Açıkçası bu gerilimin askeri çatışmaya evrilme ihtimali zayıf. Ne Rusya ne de Azerbaycan böyle bir riski göze alabilecek durumda. Ancak diplomatik ve psikolojik cephede gerginlik uzun sürebilir. Medya savaşları, karşılıklı yaptırımlar, sembolik restleşmeler devam edebilir. Dediğim gibi, gerilim sıcak çatışmaya evrilmez; çünkü iki taraf da böyle bir sonucu göze alacak konumda değil. Ancak diplomatik cephede gerilim uzun sürebilir. Türkiye burada kilit aktördür. Hem Azerbaycan’ın yanında durmalı hem de Rusya ile diyaloğu koparmamalıdır. Akıllı ve çok kanallı diplomasi, Türkiye’nin bu tür krizlerdeki geleneksel avantajıdır. Ankara, Azerbaycan’a desteğini net biçimde ortaya koyarken, bölgesel istikrarın korunması için dengeyi iyi kurmalıdır.

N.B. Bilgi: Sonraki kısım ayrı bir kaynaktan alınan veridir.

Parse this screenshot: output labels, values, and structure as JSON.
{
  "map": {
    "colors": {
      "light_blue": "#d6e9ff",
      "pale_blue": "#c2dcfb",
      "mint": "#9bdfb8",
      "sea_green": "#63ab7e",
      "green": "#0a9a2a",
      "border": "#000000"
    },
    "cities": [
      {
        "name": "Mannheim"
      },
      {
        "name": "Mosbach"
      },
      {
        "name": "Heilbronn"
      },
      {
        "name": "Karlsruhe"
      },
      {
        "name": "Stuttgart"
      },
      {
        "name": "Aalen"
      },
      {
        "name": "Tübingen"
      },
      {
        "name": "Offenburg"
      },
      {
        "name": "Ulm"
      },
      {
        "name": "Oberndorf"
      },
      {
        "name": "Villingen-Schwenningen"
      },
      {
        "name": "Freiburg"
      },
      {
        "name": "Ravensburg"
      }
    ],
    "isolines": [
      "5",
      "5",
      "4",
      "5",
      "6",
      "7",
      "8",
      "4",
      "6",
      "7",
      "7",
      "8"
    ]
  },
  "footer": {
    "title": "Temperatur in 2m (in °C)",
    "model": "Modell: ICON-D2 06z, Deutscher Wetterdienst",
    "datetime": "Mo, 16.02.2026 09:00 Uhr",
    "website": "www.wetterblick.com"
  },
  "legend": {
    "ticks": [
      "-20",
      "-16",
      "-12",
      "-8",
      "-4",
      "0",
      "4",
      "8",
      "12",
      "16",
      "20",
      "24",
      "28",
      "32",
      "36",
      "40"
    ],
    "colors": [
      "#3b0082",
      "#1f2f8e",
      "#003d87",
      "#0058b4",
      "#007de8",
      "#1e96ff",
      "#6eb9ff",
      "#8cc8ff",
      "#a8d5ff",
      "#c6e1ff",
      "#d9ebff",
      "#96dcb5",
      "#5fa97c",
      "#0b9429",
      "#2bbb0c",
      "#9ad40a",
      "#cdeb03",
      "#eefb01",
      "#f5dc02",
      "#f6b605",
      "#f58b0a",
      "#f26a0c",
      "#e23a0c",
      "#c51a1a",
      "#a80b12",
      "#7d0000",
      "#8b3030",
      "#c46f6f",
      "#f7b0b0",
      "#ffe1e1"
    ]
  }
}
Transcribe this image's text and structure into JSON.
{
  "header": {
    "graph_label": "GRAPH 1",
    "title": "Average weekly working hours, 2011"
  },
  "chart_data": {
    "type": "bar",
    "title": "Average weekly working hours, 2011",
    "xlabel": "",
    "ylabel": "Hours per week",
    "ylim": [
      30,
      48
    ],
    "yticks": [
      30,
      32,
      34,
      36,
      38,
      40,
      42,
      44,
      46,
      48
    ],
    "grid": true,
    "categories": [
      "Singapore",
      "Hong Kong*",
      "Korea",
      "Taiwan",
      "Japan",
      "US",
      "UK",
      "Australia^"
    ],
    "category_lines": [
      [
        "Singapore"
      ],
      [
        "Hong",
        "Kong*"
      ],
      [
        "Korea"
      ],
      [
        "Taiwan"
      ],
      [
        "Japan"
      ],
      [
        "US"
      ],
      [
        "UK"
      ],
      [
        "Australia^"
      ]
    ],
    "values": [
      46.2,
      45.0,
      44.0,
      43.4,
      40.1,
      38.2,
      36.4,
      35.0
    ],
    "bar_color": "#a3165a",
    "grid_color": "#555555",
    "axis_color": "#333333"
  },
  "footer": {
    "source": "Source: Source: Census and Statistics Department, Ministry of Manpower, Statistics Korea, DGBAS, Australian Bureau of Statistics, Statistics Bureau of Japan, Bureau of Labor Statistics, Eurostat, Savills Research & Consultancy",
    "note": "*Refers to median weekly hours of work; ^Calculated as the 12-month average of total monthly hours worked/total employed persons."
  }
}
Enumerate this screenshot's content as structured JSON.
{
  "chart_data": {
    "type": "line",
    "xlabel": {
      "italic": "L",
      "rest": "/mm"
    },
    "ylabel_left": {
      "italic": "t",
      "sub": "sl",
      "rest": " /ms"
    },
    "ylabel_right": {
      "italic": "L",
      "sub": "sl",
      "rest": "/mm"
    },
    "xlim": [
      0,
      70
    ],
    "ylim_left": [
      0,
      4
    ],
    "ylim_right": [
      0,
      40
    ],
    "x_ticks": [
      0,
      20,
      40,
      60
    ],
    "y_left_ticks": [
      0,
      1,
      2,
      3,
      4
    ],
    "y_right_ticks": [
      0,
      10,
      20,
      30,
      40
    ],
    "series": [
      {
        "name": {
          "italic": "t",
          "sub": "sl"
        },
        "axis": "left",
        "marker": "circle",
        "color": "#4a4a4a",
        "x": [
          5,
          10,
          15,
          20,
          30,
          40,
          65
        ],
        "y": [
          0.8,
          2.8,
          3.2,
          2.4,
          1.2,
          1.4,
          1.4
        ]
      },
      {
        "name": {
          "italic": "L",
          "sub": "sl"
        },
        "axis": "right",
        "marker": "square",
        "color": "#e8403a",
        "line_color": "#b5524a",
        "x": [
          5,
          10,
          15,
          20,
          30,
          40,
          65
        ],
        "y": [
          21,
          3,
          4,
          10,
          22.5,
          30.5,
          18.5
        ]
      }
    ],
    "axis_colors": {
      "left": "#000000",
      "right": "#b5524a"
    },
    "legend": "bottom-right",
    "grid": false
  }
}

Bunları yaparsa, Türkiye burada dengeleyici ama kararlı bir aktör olarak devreye girmiş olacak. Daha önce de Ankara, Azerbaycan’ın güvenlik kaygılarını ciddiyetle desteklemiş, ama şimdi aynı zamanda bölgesel istikrar adına Moskova ile iletişim kanallarını sürekli açık tutmalıdır. Türkiye’nin Kafkasya’daki tarihsel ağırlığı ve diplomatik becerisi, bu gibi krizleri soğutmak adına kritik önem taşımaktadır. Önemli olan, Türk dış politikasının duygusal değil, akılcı ve çok yönlü bir çizgide ilerlemesidir.